L’art. 53 della L. 689/1981 afferma, tra l’altro, che il giudice, nel pronunciare sentenza di condanna, quando ritiene di dover determinare la durata della pena detentiva entro il limite di un mese può sostituirla con la pena pecuniaria della specie corrispondente.
La sostituzione della pena detentiva ha luogo secondo i criteri indicati dallo articolo 57 della legge 689/1981 e dall’articolo 135 del codice penale che stabilisce a sua volta che “Quando, per qualsiasi effetto giuridico, si deve eseguire un ragguaglio fra pene pecuniarie e pene detentive, il computo ha luogo calcolando euro 250, o frazione di euro 250, di pena pecuniaria per un giorno di pena detentiva”.
La recente sentenza 28/2022 della Corte Costituzionale ha dichiarato parzialmente incostituzionale l’art. 53 citato per violazione dei principi di eguaglianza e finalità rieducativa della pena, “posto che il tasso minimo di 250 euro al giorno previsto dalla legge trasforma la possibilità di sostituire il carcere con la pena pecuniaria in un privilegio per i condannati abbienti” (v. comunicato dell’Ufficio Stampa della Corte Costituzionale).
La Corte ha perciò ritenuto che ai 250 euro debbano essere sostituiti i 75 euro già previsti dalla normativa in materia di decreto penale di condanna, fermo restando l’attuale limite massimo giornaliero di 2.500 euro.

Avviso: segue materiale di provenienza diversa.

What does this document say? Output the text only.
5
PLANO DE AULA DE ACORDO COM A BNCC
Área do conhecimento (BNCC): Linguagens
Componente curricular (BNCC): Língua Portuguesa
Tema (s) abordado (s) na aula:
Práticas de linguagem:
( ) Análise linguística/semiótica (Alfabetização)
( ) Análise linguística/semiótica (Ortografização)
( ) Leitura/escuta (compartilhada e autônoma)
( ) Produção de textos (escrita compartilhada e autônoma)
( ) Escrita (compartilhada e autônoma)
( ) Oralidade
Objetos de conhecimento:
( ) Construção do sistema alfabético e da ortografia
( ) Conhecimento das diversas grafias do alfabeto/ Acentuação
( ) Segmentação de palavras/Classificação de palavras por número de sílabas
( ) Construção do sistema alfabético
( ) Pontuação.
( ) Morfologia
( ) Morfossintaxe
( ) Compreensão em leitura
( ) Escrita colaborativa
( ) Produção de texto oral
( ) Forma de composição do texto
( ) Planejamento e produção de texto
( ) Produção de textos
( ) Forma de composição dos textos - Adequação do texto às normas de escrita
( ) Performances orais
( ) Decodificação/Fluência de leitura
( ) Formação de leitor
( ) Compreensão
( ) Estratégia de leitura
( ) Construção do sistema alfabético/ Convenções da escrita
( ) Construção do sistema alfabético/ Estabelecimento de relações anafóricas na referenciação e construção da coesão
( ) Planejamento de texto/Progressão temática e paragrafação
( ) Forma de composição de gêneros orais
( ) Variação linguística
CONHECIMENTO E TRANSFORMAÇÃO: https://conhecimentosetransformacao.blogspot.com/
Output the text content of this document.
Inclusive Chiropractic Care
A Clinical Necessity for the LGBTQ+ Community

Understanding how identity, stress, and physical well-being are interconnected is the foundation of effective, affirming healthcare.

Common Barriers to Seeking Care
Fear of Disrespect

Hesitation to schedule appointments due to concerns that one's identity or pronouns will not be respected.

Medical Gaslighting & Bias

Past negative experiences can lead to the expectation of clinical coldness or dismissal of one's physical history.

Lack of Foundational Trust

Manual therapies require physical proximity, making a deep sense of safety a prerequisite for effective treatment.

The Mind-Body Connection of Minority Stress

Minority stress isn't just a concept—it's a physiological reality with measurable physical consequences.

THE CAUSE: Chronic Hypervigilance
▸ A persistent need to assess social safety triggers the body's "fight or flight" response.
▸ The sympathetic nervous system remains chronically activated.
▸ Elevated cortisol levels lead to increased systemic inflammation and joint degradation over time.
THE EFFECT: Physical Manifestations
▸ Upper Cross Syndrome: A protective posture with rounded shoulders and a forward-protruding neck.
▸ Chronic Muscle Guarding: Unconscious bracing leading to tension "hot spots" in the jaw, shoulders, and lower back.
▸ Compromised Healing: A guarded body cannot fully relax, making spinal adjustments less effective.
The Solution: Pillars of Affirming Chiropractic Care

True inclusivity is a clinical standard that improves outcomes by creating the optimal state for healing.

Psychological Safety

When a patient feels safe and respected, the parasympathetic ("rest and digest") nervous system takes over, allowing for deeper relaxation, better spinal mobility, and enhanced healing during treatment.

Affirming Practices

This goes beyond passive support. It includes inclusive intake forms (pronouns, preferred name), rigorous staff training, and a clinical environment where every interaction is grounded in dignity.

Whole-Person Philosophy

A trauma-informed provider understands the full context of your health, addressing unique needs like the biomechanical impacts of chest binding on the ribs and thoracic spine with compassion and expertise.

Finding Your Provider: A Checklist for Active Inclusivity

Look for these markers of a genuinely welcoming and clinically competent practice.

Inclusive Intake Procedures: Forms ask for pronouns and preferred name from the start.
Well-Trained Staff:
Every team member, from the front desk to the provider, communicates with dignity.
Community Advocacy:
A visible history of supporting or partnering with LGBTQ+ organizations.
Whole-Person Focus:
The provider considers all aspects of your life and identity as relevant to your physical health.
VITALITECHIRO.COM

Una quota giornaliera minima di 250 euro, ha proseguito la Corte, è ben superiore alla somma che la gran parte delle persone che vivono oggi nel nostro Paese sono ragionevolmente in grado di pagare. Moltiplicata poi per il numero di giorni di pena detentiva da sostituire, una simile quota conduce a risultati estremamente onerosi per molte di queste persone
Peraltro, poiché il Parlamento ha recentemente delegato il Governo a modificare la disciplina della sostituzione della pena detentiva, la Corte ha sottolineato che il legislatore può, nella sua discrezionalità, individuare soluzioni diverse e, in ipotesi, ancor più aderenti ai principi costituzionali definiti nella sentenza.